VEKTOR Slipstream: Skills, Secrets, and Staying Alive
VEKTOR Slipstream is our implementation of the architecture described in Part 3. It ships as an MCP server — accessible from Claude Desktop, Cursor, Windsurf, VS Code, or any tool that speaks the Model Context Protocol — and as a direct Node.js SDK.
SKILL.md Routing
Skills in Slipstream are markdown files with a structured header. The agent reads the skill directory at startup, indexes available capabilities, and routes each task to the appropriate skill at execution time.
---
name: ssh-operations
description: Use when executing commands on remote servers via SSH.
---
Always use keyName from the credential vault, never keyPath.
Always pipe long outputs through | head -25.
AES-256 Credential Vault
The cloak_passport tool provides an AES-256 encrypted local vault. The model never sees the credential value — only the tool result that used it. ClawHub-style exfiltration is architecturally impossible: credentials never enter the conversation layer.

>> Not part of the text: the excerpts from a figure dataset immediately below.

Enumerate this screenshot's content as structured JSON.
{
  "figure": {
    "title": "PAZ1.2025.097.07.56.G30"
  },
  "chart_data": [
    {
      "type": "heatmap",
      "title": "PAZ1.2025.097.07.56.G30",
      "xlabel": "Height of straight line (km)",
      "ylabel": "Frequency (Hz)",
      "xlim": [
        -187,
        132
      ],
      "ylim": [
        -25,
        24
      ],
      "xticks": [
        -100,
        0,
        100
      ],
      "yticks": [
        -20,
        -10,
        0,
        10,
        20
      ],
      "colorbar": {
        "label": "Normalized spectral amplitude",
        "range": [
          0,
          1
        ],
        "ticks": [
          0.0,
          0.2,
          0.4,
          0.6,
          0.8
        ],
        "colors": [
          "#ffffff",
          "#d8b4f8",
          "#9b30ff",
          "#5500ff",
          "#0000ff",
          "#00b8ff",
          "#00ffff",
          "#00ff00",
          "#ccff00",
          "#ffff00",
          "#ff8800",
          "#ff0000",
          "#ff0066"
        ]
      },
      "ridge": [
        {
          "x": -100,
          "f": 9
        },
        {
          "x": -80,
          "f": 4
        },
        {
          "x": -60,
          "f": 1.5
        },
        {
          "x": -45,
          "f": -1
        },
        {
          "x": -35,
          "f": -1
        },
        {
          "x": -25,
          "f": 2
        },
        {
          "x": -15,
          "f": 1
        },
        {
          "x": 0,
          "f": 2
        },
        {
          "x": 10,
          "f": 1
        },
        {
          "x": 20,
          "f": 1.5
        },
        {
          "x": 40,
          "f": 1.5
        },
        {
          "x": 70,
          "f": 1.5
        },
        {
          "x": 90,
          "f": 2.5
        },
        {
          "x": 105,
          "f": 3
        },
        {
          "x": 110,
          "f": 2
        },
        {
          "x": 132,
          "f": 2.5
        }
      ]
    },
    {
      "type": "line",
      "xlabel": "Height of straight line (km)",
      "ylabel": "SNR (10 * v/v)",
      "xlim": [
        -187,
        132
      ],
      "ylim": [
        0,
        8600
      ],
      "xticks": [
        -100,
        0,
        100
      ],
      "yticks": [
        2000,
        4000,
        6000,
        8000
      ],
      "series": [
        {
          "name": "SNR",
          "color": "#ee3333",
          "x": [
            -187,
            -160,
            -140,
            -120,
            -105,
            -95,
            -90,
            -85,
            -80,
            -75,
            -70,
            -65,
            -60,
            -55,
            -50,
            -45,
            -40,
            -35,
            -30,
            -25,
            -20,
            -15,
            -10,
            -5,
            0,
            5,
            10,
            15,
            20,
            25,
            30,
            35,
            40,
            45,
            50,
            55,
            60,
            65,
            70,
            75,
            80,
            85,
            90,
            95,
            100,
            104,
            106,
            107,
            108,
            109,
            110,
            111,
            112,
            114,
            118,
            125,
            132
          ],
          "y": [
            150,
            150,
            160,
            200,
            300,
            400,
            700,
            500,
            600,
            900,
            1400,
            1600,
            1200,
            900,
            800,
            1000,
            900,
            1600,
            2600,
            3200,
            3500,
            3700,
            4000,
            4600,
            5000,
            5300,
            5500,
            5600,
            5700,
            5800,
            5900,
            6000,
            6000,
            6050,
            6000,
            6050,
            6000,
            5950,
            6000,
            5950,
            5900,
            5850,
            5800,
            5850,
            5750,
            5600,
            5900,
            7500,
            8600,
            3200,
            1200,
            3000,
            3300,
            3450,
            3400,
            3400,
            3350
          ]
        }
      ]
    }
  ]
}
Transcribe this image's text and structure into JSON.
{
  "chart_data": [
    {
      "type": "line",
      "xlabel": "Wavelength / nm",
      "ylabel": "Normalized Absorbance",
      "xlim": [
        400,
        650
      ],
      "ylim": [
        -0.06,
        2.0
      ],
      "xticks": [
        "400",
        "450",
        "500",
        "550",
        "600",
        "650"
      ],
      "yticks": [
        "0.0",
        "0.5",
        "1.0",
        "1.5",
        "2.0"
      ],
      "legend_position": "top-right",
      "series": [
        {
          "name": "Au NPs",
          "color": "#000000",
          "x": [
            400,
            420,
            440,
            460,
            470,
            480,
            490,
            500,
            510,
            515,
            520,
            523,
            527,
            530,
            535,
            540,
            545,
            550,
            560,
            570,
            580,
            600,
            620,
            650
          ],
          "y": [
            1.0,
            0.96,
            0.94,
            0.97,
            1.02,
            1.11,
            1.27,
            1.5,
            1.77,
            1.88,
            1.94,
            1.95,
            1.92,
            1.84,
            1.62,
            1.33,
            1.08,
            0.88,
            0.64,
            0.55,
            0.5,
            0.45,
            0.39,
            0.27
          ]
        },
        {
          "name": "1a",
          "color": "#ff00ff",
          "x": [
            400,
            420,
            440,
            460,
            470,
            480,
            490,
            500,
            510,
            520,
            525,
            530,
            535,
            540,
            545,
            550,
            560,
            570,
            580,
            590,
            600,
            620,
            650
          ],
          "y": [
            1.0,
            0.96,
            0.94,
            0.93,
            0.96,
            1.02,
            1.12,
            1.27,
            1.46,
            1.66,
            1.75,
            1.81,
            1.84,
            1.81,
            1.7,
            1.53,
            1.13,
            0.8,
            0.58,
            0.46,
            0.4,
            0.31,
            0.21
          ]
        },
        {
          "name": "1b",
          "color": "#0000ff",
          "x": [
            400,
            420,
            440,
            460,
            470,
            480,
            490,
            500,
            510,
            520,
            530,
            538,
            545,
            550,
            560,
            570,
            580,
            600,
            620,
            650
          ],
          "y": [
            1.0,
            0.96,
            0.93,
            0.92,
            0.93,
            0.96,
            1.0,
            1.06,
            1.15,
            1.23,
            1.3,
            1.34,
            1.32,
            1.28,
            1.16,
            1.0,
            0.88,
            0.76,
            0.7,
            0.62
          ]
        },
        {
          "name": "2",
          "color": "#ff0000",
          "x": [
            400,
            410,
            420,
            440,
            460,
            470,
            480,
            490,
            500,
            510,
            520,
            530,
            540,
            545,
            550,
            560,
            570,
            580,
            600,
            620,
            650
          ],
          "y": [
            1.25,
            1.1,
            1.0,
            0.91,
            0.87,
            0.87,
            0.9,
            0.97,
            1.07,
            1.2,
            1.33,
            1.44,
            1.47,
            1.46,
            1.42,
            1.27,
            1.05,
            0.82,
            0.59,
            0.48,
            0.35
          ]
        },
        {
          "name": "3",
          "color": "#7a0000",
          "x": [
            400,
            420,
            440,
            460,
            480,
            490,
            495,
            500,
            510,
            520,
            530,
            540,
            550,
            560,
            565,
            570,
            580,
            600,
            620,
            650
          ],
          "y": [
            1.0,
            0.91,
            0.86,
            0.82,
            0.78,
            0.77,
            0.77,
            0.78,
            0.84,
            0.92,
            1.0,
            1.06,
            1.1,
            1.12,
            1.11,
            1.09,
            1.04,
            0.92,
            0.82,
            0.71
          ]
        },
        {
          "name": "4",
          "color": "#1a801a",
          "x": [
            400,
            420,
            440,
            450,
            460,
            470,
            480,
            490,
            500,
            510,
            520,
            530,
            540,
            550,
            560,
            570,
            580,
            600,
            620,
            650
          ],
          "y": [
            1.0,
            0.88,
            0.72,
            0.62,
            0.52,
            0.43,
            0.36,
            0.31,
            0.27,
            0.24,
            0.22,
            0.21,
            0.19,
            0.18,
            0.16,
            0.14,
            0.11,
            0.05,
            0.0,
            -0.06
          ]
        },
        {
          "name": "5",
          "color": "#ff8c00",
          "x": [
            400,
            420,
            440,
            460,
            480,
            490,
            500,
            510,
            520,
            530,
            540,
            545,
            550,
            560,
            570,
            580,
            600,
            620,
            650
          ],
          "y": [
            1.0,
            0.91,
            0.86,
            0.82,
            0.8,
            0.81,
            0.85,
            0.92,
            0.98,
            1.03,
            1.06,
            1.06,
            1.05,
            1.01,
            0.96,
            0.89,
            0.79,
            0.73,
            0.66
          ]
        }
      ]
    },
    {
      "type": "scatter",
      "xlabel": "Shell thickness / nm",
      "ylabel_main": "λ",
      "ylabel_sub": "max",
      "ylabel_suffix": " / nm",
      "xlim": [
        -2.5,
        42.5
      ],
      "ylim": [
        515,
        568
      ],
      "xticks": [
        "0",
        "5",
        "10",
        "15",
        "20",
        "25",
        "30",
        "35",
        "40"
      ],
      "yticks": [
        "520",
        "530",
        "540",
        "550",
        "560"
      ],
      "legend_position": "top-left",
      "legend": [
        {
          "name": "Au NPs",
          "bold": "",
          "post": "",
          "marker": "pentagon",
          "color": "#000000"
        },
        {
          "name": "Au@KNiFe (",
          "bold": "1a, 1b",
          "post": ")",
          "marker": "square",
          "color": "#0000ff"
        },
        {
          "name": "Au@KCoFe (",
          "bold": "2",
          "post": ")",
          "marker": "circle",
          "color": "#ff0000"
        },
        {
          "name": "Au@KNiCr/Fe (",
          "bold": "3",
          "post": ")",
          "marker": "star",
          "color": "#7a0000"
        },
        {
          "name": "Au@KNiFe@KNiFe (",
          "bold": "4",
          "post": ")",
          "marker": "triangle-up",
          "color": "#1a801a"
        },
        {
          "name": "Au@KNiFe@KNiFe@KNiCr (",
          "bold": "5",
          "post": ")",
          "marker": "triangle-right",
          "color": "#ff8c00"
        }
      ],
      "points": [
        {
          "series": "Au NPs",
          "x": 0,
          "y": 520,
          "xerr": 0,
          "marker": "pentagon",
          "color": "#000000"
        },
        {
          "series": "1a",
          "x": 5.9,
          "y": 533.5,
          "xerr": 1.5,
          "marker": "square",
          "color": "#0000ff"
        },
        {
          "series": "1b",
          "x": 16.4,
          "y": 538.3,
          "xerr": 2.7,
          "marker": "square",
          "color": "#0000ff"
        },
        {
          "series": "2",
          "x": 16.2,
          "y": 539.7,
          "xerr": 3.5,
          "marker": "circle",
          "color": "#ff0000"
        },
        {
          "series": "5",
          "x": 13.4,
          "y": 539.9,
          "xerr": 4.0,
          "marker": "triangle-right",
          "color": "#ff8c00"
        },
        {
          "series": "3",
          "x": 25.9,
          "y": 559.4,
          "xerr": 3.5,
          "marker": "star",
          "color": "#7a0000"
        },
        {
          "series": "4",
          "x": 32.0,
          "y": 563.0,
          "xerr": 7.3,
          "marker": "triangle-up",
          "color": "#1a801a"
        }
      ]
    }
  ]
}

cloak_passport set vps-key /path/to/private/key
cloak_ssh_exec({ keyName: "vps-key", host: "...", command: "..." })
The Cloak Layer
Slipstream’s web access layer uses a persistent browser identity system with fingerprint rotation and human-realistic interaction patterns. The pattern store is self-improving — successful patterns score higher, failed patterns are retired.
SSH Approval Gates
All write and destructive SSH operations queue for approval before execution. cloak_ssh_plan previews the full operation sequence. cloak_ssh_approve executes with automatic backup and returns a rollback key. cloak_ssh_rollback restores to pre-operation state if needed.
This is the 3 AM architecture: deterministic state, isolated credentials, human approval gates, and the ability to undo.